大屠杀口述史情感分类稳定性

Arxiv cs.CL2026-04-01🔗 查看原文

以107,305条话语、579,013句大屠杀口述史为语料，评估三种预训练Transformer极性分类器，提出基于一致性的ABC分层法划分输出稳定性，并用T5情感分类做辅助分析。结果显示模型一致性低到中等，分歧主要集中在中性与极性边界；为在敏感历史叙事中审慎使用多模型三角化提供操作框架。

原文内容

arXiv:2603.28913v1 Announce Type: new
Abstract: Polarity detection becomes substantially more challenging under domain shift, particularly in heterogeneous, long-form narratives with complex discourse structure, such as Holocaust oral histories. This paper presents a corpus-scale diagnostic study of off-the-shelf sentiment classifiers on long-form Holocaust oral histories, using three pretrained transformer-based polarity classifiers on a corpus of 107,305 utterances and 579,013 sentences. After assembling model outputs, we introduce an agreement-based stability taxonomy (ABC) to stratify inter-model output stability. We report pairwise percent agreement, Cohen kappa, Fleiss kappa, and row-normalized confusion matrices to localize systematic disagreement. As an auxiliary descriptive signal, a T5-based emotion classifier is applied to stratified samples from each agreement stratum to compare emotion distributions across strata.
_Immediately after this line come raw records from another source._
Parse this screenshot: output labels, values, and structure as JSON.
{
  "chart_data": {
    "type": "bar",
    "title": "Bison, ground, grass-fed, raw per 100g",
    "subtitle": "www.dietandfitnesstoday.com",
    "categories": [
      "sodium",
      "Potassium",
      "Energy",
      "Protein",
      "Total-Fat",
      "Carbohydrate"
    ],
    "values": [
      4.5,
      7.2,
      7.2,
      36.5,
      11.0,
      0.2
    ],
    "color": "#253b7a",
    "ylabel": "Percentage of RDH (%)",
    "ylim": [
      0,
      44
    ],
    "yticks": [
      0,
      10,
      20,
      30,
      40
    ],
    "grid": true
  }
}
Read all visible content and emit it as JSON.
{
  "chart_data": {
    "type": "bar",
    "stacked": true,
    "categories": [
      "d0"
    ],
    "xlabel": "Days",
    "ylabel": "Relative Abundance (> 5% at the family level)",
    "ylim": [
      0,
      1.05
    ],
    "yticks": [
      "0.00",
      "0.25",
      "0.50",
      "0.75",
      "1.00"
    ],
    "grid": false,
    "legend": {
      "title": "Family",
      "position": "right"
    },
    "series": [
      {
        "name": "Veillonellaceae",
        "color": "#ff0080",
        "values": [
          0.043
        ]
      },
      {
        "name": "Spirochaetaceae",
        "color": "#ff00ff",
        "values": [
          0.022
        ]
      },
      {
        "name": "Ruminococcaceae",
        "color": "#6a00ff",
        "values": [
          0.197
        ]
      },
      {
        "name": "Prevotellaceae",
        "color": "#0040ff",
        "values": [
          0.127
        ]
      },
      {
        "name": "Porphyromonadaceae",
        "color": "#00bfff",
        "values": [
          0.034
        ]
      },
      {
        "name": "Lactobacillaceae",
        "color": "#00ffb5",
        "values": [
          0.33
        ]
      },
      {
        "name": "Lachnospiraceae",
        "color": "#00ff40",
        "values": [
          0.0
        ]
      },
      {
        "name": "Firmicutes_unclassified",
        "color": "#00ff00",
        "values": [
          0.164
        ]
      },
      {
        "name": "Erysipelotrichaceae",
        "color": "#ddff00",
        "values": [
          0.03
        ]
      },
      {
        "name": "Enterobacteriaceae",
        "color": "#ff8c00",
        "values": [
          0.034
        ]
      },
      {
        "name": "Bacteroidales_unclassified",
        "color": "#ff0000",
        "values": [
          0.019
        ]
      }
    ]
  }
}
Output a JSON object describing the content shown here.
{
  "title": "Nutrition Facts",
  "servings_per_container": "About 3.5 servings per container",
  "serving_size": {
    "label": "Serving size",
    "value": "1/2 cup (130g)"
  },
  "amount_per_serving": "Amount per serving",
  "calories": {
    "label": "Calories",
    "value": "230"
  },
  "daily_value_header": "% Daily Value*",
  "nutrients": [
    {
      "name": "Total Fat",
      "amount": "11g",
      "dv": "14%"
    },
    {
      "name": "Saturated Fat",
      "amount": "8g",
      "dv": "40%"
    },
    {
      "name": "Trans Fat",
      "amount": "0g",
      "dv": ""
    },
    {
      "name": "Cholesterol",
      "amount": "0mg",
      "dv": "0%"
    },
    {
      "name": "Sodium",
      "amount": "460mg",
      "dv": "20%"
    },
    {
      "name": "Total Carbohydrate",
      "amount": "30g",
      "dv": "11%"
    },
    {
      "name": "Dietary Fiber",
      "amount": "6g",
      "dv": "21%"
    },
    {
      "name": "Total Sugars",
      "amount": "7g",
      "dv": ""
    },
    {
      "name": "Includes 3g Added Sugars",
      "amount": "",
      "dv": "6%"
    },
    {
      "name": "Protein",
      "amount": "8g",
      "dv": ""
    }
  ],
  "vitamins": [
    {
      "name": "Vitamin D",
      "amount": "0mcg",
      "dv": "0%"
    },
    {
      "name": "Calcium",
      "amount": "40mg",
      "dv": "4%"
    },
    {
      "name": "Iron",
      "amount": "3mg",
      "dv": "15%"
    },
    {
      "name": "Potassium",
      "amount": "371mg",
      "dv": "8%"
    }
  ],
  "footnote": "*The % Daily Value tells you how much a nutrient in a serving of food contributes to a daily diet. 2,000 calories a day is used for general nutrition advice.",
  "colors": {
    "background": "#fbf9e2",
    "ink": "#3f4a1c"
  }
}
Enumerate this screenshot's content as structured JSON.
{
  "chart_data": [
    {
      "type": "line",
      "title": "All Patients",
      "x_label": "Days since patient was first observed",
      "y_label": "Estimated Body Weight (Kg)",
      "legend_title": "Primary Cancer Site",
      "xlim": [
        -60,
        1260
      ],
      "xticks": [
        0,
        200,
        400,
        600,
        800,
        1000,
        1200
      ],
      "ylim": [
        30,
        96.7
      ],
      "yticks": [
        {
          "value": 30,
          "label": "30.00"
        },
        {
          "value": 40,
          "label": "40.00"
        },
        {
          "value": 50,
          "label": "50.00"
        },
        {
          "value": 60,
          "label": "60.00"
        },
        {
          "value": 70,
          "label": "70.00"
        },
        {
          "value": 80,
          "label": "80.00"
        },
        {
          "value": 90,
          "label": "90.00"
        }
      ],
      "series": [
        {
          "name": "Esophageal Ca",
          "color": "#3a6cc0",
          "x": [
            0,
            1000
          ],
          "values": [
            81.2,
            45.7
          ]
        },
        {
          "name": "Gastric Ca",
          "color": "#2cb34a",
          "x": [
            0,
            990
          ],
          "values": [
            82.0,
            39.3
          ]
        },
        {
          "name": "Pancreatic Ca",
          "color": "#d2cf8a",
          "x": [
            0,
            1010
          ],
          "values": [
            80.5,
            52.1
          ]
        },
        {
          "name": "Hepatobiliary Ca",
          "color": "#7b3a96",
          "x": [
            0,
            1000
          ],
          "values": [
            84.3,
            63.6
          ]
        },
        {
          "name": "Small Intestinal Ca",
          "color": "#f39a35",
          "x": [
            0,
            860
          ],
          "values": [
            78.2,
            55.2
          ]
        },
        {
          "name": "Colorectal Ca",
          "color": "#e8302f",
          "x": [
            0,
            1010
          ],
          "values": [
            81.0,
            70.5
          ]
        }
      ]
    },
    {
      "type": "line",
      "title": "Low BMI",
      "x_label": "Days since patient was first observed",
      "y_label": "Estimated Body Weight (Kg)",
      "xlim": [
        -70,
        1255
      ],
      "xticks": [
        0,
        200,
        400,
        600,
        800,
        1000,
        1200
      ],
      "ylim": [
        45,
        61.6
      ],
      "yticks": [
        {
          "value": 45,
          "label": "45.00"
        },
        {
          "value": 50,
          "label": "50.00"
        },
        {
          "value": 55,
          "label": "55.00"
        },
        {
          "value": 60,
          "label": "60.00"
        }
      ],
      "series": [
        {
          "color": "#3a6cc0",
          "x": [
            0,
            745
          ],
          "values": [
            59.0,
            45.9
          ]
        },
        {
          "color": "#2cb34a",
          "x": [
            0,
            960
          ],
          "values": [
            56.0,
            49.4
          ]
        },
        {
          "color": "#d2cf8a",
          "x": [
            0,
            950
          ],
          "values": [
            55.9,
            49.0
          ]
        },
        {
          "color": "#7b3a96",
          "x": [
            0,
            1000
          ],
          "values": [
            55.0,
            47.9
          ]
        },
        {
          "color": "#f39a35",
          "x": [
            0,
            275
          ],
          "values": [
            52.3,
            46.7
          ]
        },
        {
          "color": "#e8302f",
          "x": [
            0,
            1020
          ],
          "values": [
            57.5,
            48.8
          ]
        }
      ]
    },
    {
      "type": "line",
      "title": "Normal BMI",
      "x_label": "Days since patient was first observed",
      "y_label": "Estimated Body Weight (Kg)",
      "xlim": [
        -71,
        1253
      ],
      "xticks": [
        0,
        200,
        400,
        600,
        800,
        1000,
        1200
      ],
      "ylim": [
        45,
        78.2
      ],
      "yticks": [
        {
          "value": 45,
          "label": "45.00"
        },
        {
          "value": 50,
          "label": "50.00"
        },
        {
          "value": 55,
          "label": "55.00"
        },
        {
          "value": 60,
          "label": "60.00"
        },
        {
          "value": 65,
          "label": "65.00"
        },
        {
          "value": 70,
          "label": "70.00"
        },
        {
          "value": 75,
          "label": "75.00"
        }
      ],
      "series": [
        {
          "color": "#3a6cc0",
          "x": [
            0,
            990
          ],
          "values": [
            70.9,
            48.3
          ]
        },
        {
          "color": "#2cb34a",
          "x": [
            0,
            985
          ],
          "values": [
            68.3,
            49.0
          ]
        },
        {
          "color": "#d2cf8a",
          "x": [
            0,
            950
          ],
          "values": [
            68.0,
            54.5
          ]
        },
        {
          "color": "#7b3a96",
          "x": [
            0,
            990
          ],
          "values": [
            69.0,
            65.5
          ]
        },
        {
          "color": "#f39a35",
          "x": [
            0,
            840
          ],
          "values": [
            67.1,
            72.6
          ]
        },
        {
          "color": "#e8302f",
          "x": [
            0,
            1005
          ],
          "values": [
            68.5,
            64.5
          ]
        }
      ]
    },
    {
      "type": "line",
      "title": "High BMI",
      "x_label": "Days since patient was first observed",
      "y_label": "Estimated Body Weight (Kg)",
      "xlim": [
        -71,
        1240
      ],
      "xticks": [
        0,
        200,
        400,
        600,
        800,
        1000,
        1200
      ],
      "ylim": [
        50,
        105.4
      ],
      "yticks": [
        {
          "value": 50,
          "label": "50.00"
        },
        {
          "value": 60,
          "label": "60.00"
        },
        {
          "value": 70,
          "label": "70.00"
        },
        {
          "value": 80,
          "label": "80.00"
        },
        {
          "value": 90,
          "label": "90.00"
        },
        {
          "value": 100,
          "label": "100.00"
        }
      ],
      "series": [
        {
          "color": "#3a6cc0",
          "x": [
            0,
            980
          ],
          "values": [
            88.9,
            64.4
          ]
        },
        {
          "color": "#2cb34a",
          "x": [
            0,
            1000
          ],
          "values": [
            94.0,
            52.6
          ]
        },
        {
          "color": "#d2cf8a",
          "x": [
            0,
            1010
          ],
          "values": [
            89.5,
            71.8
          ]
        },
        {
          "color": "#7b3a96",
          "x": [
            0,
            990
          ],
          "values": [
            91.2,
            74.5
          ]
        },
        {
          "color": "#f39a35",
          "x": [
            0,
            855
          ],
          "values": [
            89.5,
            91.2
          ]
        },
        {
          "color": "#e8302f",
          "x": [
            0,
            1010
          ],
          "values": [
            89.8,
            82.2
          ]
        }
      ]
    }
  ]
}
The combination of multi-model label triangulation and the ABC taxonomy provides a cautious, operational framework for characterizing where and how sentiment models diverge in sensitive historical narratives. Inter-model agreement is low to moderate overall and is driven primarily by boundary decisions around neutrality.